En 2024, l’Italie a accueilli 2.200 nouveaux super-riches étrangers. Pourquoi ? Parce qu’elle leur a offert une fiscalité lisible et compétitive : une flat tax de 100.000 euros sur les revenus étrangers, portée à 200.000 euros sous le gouvernement Meloni³. À cela s’ajoutent des abattements généreux en matière successorale, une fiscalité de transmission favorable, et une politique d’accueil économique proactive. Le résultat est clair : explosion du marché immobilier de luxe, investissements dans les infrastructures, résidences fiscales transférées depuis le Royaume-Uni ou les États-Unis.

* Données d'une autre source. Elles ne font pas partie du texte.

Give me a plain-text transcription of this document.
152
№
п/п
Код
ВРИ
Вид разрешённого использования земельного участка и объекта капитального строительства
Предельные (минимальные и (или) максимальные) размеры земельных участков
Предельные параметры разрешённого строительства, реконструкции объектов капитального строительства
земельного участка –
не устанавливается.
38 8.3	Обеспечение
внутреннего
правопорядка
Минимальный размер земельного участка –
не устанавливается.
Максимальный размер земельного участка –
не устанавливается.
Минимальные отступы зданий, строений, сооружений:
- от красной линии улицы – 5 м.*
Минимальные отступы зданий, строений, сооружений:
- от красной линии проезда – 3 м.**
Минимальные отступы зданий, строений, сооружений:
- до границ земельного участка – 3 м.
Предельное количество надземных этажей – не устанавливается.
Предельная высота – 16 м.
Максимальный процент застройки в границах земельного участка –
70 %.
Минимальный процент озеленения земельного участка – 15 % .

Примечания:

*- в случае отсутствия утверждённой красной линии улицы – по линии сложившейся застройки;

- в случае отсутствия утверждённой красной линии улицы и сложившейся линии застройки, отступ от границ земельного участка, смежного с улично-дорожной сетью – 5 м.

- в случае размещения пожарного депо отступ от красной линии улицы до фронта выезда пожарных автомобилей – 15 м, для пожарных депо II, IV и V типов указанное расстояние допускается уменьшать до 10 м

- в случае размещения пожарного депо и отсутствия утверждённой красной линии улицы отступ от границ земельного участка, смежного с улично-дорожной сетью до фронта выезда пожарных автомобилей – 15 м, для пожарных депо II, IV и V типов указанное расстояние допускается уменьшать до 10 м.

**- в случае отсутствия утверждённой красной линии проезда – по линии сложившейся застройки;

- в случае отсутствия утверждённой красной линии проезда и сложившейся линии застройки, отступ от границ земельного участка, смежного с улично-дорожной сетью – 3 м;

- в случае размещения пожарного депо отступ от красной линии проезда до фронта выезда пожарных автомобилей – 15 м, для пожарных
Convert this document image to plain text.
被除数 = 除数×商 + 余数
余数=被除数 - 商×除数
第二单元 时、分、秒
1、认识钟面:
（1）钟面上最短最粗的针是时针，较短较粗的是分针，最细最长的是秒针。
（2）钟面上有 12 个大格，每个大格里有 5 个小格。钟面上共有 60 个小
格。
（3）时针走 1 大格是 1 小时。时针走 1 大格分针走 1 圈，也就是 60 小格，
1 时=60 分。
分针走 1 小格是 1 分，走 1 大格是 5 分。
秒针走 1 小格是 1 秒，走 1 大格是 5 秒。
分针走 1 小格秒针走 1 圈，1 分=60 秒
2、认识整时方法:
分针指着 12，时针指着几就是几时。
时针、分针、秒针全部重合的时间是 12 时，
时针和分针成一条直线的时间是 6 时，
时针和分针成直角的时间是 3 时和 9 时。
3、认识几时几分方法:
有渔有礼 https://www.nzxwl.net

Tandis que l’Europe continentale perd 2,1 % de ses millionnaires, l’Italie grimpe au sommet de l’attractivité fiscale européenne⁴.

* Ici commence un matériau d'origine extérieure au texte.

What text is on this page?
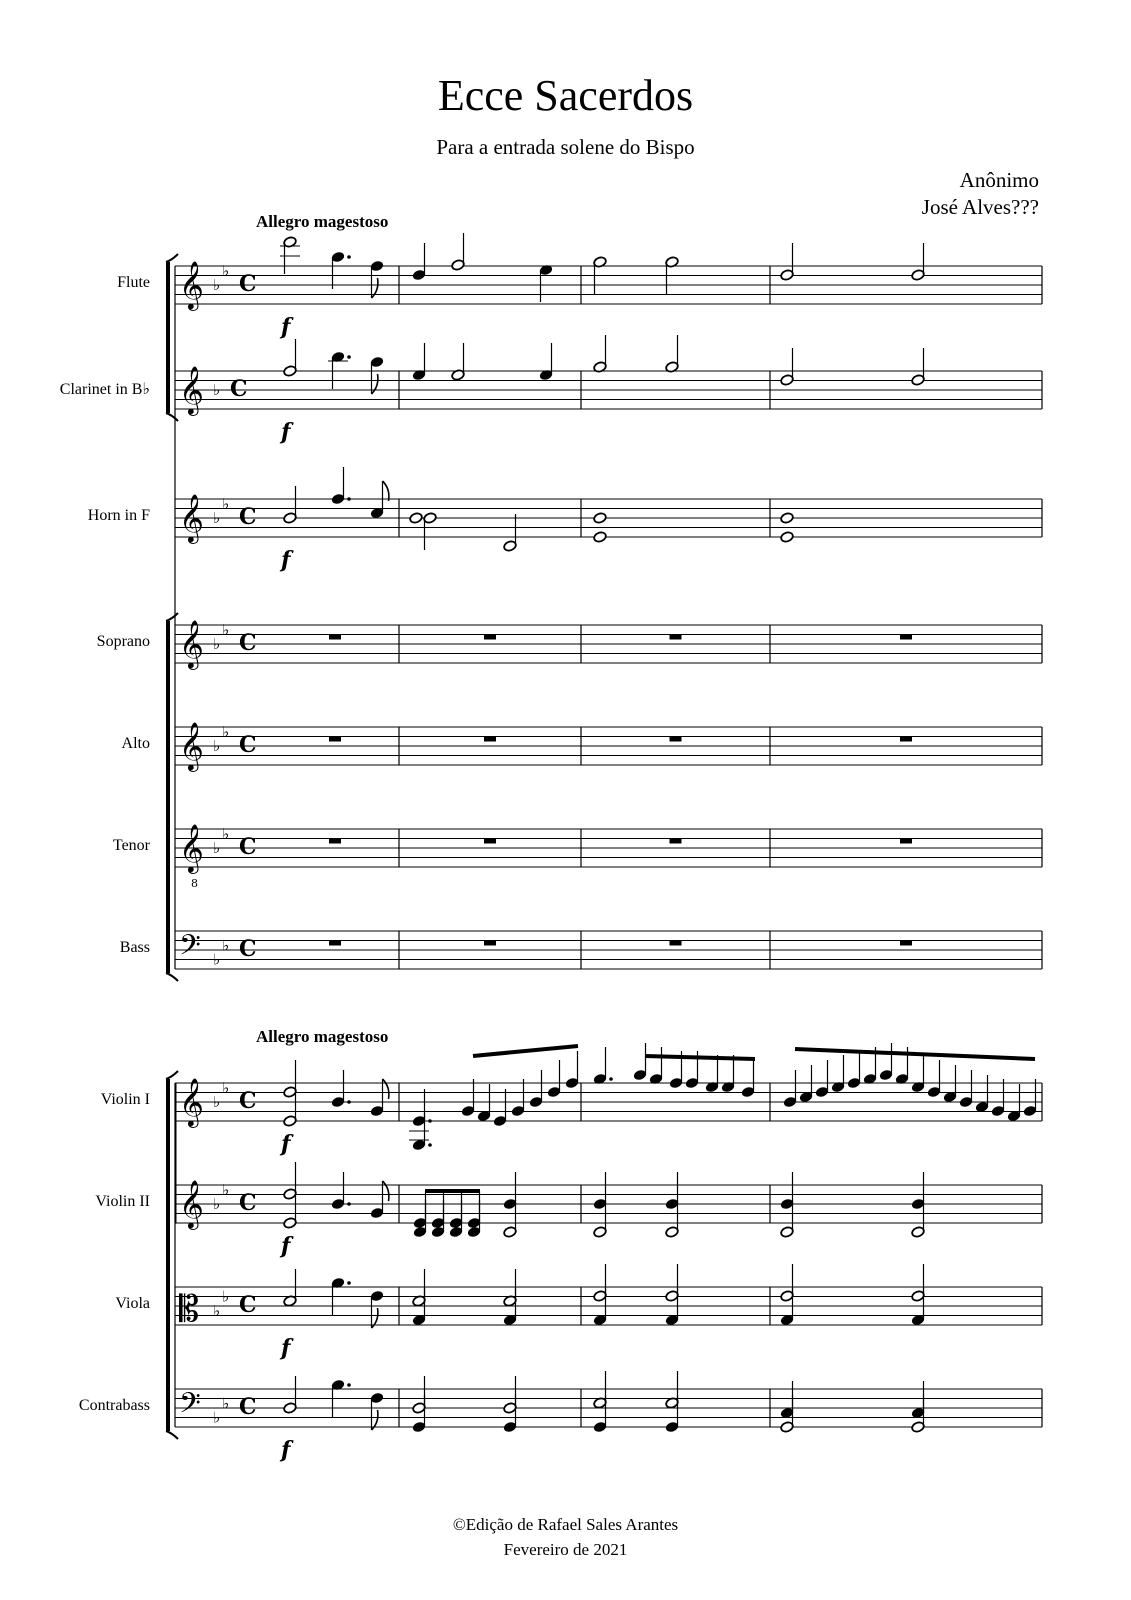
Ecce Sacerdos
Para a entrada solene do Bispo
Anônimo
José Alves???
Allegro magestoso
Allegro magestoso
Flute
Clarinet in B♭
Horn in F
Soprano
Alto
Tenor
Bass
Violin I
Violin II
Viola
Contrabass
𝄞 ♭
♭
C
𝄞 ♭ C
𝄞 ♭
♭
C
𝄞 ♭
♭
C
𝄞 ♭
♭
C
𝄞
8
♭
♭
C
𝄢 ♭
♭ C
𝄞 ♭
♭
C
𝄞 ♭
♭
C
𝄡 ♭
♭ C
𝄢 ♭
♭ C
f
f
f
f
f
f
f
©Edição de Rafael Sales Arantes
Fevereiro de 2021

La Belgique pouvait faire autrement.
Une taxation transactionnelle – par exemple, une augmentation modeste de la taxe sur les comptes-titres à 0,3 % – aurait eu le mérite de la simplicité et de l’universalité. Elle aurait touché tous les patrimoines financiers, sans distinction, sans niches, sans effets pervers. C’était moins visible, certes, mais plus efficace, plus transparent, plus stable. En préférant une taxation ciblée sur les plus-values, le gouvernement a choisi l’usine à gaz, l’injustice économique et l’inefficacité budgétaire. Il ne fait aucun doute que les experts, les entrepreneurs, les indépendants et les investisseurs avertis sauront s’en souvenir lorsque la confiance fiscale – déjà fragilisée – s’érodera davantage.
Références
¹ Commission de monitoring budgétaire, estimations du rendement brut de la taxation des plus-values, juin 2025.
² Service fédéral des pensions, chiffres de la pension moyenne légale des indépendants en Belgique, 2024.
³ Loi italienne de finances 2017, art. 24-bis TUIR ; décret de majoration de la flat tax à 200.000 euros, été 2024.
⁴ World Wealth Report 2025, Capgemini ; données du ministère italien de l’Économie sur l’attractivité fiscale.